Researchers have compiled E. coli enzyme pH sensitivity data from the literature and are in the process of assessing the accuracy of the patcHwork sequence/structure-based tool for estimating enzyme pH sensitivity ( Among the enzymes with literature data available, phosphatidylserine synthase (PssA) is especially pH sensitive. Researchers tested the effect of increased expression of PssA on growth at a range of pH values. At values as low as pH 4.0, the increased expression of PssA was beneficial for growth. Efforts to increase the pH tolerance of the PssA enzyme are ongoing.

Modeling of enzyme stability: The investigations of existing predictions of protein stability found them to be unreliable. Researchers are beginning to apply protein language models such as ESM1 to the problem. But have just now found similar DNA codon language models (Outeiral and Deane 2022) that will be more effective for this type of prediction and are developing new computational machine learning models using this type of DNA language model for predicting protein melting temperatures. (This relates to the importance of specific codons for the rate of translation as it affects co-translational folding.) Researchers also plan to extend this type of model to the prediction of optimal pH for E. coli enzymes, which is a relatively underdeveloped problem.

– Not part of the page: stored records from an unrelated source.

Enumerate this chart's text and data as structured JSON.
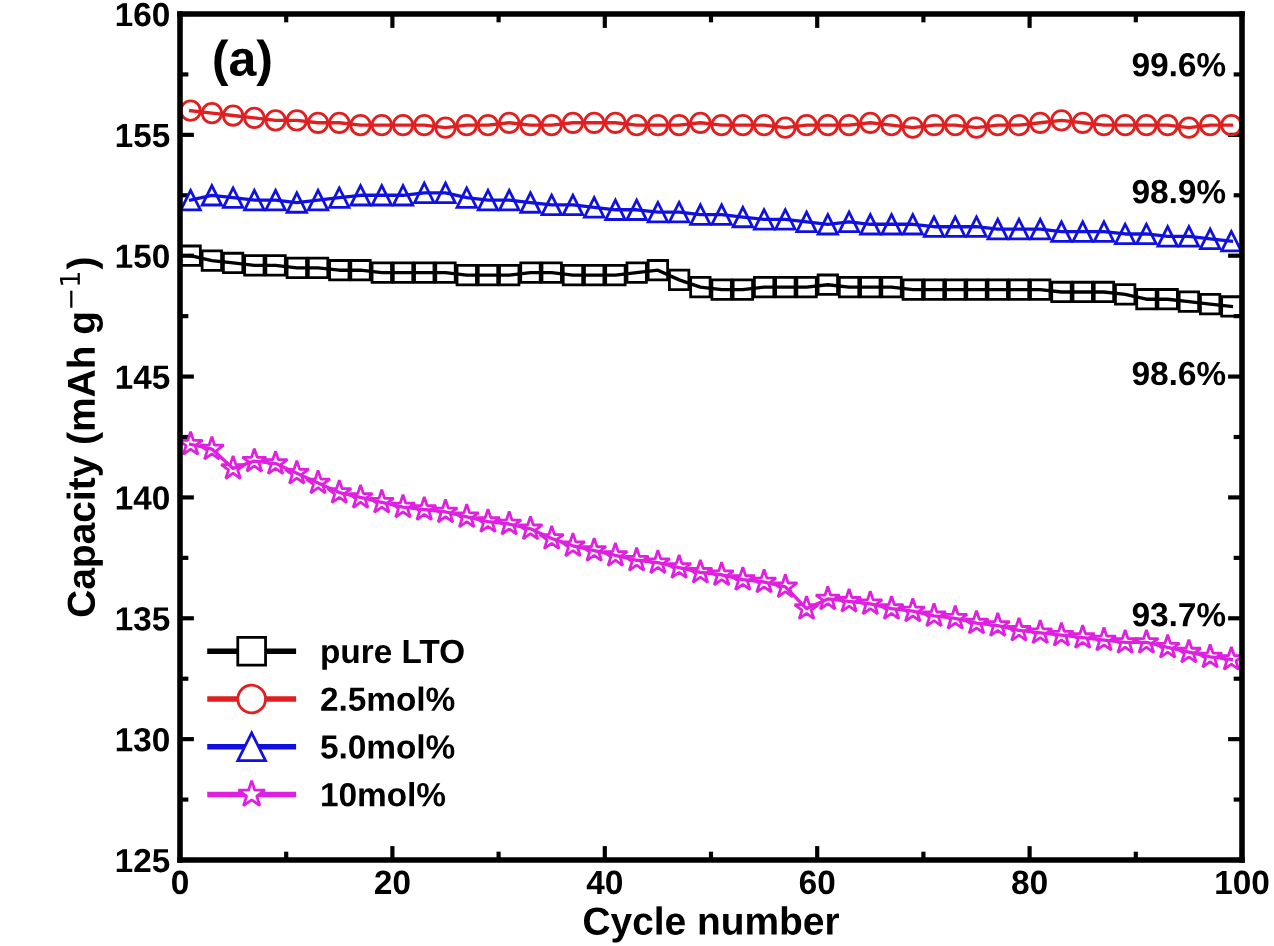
{
  "chart_data": {
    "type": "line",
    "xlabel": "Cycle number",
    "ylabel": "Capacity (mAh g$^{−1}$)",
    "x": [
      1,
      3,
      5,
      7,
      9,
      11,
      13,
      15,
      17,
      19,
      21,
      23,
      25,
      27,
      29,
      31,
      33,
      35,
      37,
      39,
      41,
      43,
      45,
      47,
      49,
      51,
      53,
      55,
      57,
      59,
      61,
      63,
      65,
      67,
      69,
      71,
      73,
      75,
      77,
      79,
      81,
      83,
      85,
      87,
      89,
      91,
      93,
      95,
      97,
      99
    ],
    "series": [
      {
        "name": "pure LTO",
        "color": "#000000",
        "marker": "square",
        "values": [
          150.0,
          149.8,
          149.7,
          149.6,
          149.6,
          149.5,
          149.5,
          149.4,
          149.4,
          149.3,
          149.3,
          149.3,
          149.3,
          149.2,
          149.2,
          149.2,
          149.3,
          149.3,
          149.2,
          149.2,
          149.2,
          149.3,
          149.4,
          149.0,
          148.7,
          148.6,
          148.6,
          148.7,
          148.7,
          148.7,
          148.8,
          148.7,
          148.7,
          148.7,
          148.6,
          148.6,
          148.6,
          148.6,
          148.6,
          148.6,
          148.6,
          148.5,
          148.5,
          148.5,
          148.4,
          148.2,
          148.2,
          148.1,
          148.0,
          147.9
        ]
      },
      {
        "name": "2.5mol%",
        "color": "#e02020",
        "marker": "circle",
        "values": [
          156.0,
          155.9,
          155.8,
          155.7,
          155.6,
          155.6,
          155.5,
          155.5,
          155.4,
          155.4,
          155.4,
          155.4,
          155.3,
          155.4,
          155.4,
          155.5,
          155.4,
          155.4,
          155.5,
          155.5,
          155.5,
          155.4,
          155.4,
          155.4,
          155.5,
          155.4,
          155.4,
          155.4,
          155.3,
          155.4,
          155.4,
          155.4,
          155.5,
          155.4,
          155.3,
          155.4,
          155.4,
          155.3,
          155.4,
          155.4,
          155.5,
          155.6,
          155.5,
          155.4,
          155.4,
          155.4,
          155.4,
          155.3,
          155.4,
          155.4
        ]
      },
      {
        "name": "5.0mol%",
        "color": "#1010e0",
        "marker": "triangle",
        "values": [
          152.3,
          152.5,
          152.4,
          152.3,
          152.3,
          152.2,
          152.3,
          152.4,
          152.5,
          152.5,
          152.5,
          152.6,
          152.6,
          152.4,
          152.3,
          152.3,
          152.2,
          152.1,
          152.1,
          152.0,
          151.9,
          151.9,
          151.8,
          151.8,
          151.7,
          151.7,
          151.6,
          151.5,
          151.5,
          151.4,
          151.3,
          151.4,
          151.3,
          151.3,
          151.3,
          151.2,
          151.2,
          151.2,
          151.1,
          151.1,
          151.1,
          151.0,
          151.0,
          151.0,
          150.9,
          150.9,
          150.8,
          150.8,
          150.7,
          150.6
        ]
      },
      {
        "name": "10mol%",
        "color": "#e020e0",
        "marker": "star",
        "values": [
          142.2,
          142.0,
          141.2,
          141.5,
          141.4,
          141.0,
          140.6,
          140.2,
          140.0,
          139.8,
          139.6,
          139.5,
          139.4,
          139.2,
          139.0,
          138.9,
          138.7,
          138.3,
          138.0,
          137.8,
          137.6,
          137.4,
          137.3,
          137.1,
          136.9,
          136.8,
          136.6,
          136.5,
          136.3,
          135.4,
          135.8,
          135.7,
          135.6,
          135.4,
          135.3,
          135.1,
          135.0,
          134.8,
          134.7,
          134.5,
          134.4,
          134.3,
          134.2,
          134.1,
          134.0,
          134.0,
          133.8,
          133.6,
          133.4,
          133.3
        ]
      }
    ],
    "xlim": [
      0,
      100
    ],
    "xticks": [
      0,
      20,
      40,
      60,
      80,
      100
    ],
    "ylim": [
      125,
      160
    ],
    "yticks": [
      125,
      130,
      135,
      140,
      145,
      150,
      155,
      160
    ],
    "grid": false,
    "legend": "bottom left",
    "annotations": [
      "(a)",
      "99.6%",
      "98.9%",
      "98.6%",
      "93.7%"
    ]
  }
}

This builds upon the team’s own expertise in utilizing protein language models to make major improvements in protein sequence matching and function prediction (Kilinc, Jia, and Jernigan 2023).

Funding Information

This research was supported by the DOE Office of Science, Office of Biological and Environmental Research (BER), grant no. DE-SC0022090.

This work was authored in part by the National Renewable Energy Laboratory, operated by Alliance for Sustainable Energy, LLC, for the U.S. Department of Energy (DOE) under Contract No. DE-AC36-08GO28308. Funding provided U. S. Department of Energy, Office of Science, through the Genomic Science program, Office of Biological and Environmental Research under FWP ERW3526. The views expressed in the article do not necessarily represent the views of the DOE or the U.S. Government.